転生者との戦争 ドイツの苦痛録 作:星野林(旧ゆっくり霊沙)
ドイツ機甲師団の研究をしていたハインツ・グデーリアン師団長はヒトラー及び軍の高官からソ連の機械化師団に対抗可能な戦術及び、兵器を考案せよと辞令が下っていた。
「奇跡的に敵戦車の設計図でわかっているが、傾斜装甲により実質装甲厚80mmだと・・・現在開発中の3号戦車や、4号戦車に搭載予定の5cm砲では正面を貫通不可能ではないか・・・。」
自身が構想していた3号戦車を主力に、4号戦車を火力支援車両とした構想は破綻を意味しており、攻撃計画であった電撃戦も破綻した。
「88mm搭載可能な車両の早期にだと・・・兵器開発局から4号戦車のシャシーに88mmを搭載した対空砲計画があったはずだ・・・それくらいしか現在のドイツには88mmを搭載できる車両はないぞ・・・。」
それは戦車ではなく自走砲であり、対空砲にハリボテを着けただけのものである。
「88mmは無理だが高貫通の対戦車砲さえできれば・・・。」
グデーリアンの戦車に対する熱意は75mm対戦車砲を数年早く産み出し、史実では生まれなかった3号と4号が合体した3/4号戦車が38年度より量産されることとなり、3/4号戦車にはソ連のT-34を意識して傾斜装甲を採用した戦車となる。
ただ、その頃にはソ連はT-34-85という改良型の中戦車や、IS戦車が量産されることとなり、グデーリアンの憂鬱は終わらないのだった・・・。
頭を抱えていたのはグデーリアンだけではない。
兵站局の方でも悲鳴をあげていた。
平時に膨大な量の機械化兵力を動かすことを前提としているため、大量の弾薬、燃料を消費する。
弾薬はなんとかなるのだが、ソ連から戦略物資の輸入に制限がかけられており、史実のように戦略物資の備蓄ができていないドイツは現在の全力活動日数が4ヶ月と制限されていた。
つまり、4ヶ月でソ連を撃退するか、フランス、イギリス、アメリカ等の資源産出国から輸入しなければすぐさま敗北が決定するのだ。
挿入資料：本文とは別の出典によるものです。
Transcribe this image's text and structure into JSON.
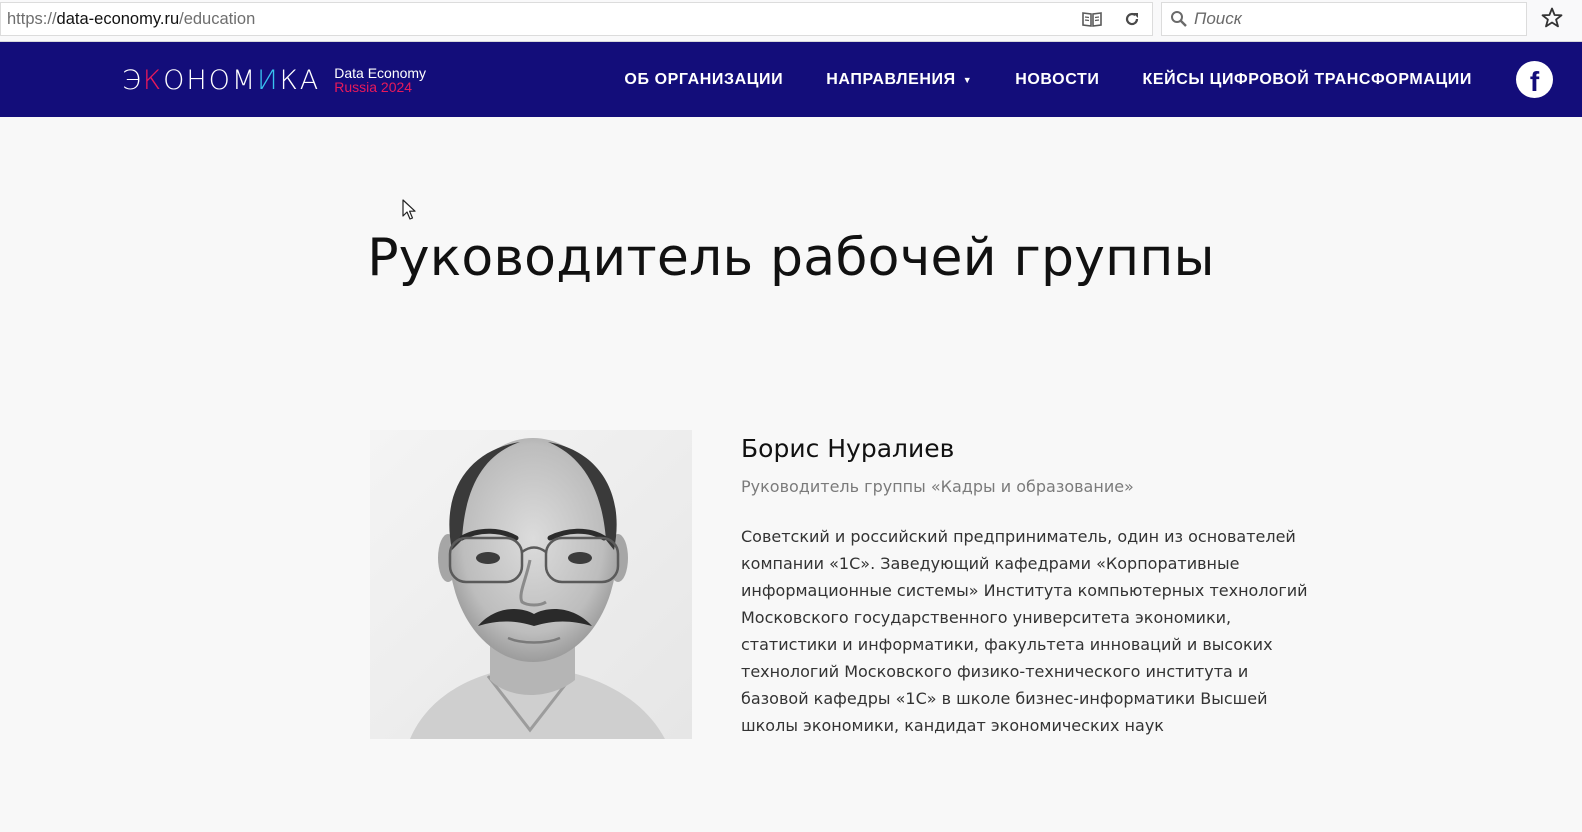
{
  "browser": {
    "url_scheme": "https://",
    "url_host": "data-economy.ru",
    "url_path": "/education",
    "search_placeholder": "Поиск",
    "icons": [
      "reader-mode-icon",
      "reload-icon",
      "search-icon",
      "bookmark-star-icon"
    ]
  },
  "header": {
    "logo": {
      "word_start": "Э",
      "word_k": "К",
      "word_mid": "ОНОМ",
      "word_i": "И",
      "word_end": "КА",
      "line1": "Data Economy",
      "line2": "Russia 2024"
    },
    "nav": {
      "about": "ОБ ОРГАНИЗАЦИИ",
      "directions": "НАПРАВЛЕНИЯ",
      "news": "НОВОСТИ",
      "cases": "КЕЙСЫ ЦИФРОВОЙ ТРАНСФОРМАЦИИ"
    },
    "social": "f"
  },
  "main": {
    "title": "Руководитель рабочей группы",
    "person": {
      "name": "Борис Нуралиев",
      "role": "Руководитель группы «Кадры и образование»",
      "bio": "Советский и российский предприниматель, один из основателей компании «1С». Заведующий кафедрами «Корпоративные информационные системы» Института компьютерных технологий Московского государственного университета экономики, статистики и информатики, факультета инноваций и высоких технологий Московского физико-технического института и базовой кафедры «1С» в школе бизнес-информатики Высшей школы экономики, кандидат экономических наук"
    }
  },
  "colors": {
    "header_bg": "#130d7a",
    "logo_accent": "#e8195a",
    "logo_blue": "#39c2f0",
    "page_bg": "#f8f8f8"
  }
}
この問題に政治活動を引退していた、第一次世界大戦の後方を掌握し、数年間の戦争継続を実行可能にしたヴィルヘルム・グレーナー旧参謀次長を召集した。
ヒトラーはグレーナーと険悪であり、政治思考も違っていたが、グレーナーもソ連の膨張に警戒し、期限付きで承諾した。
ただ、グレーナーは物資を効率的に運用することには長けていたが、物資を産み出せるわけもないので、最終的には外務省が再びの土下座外交を行うのであった・・・。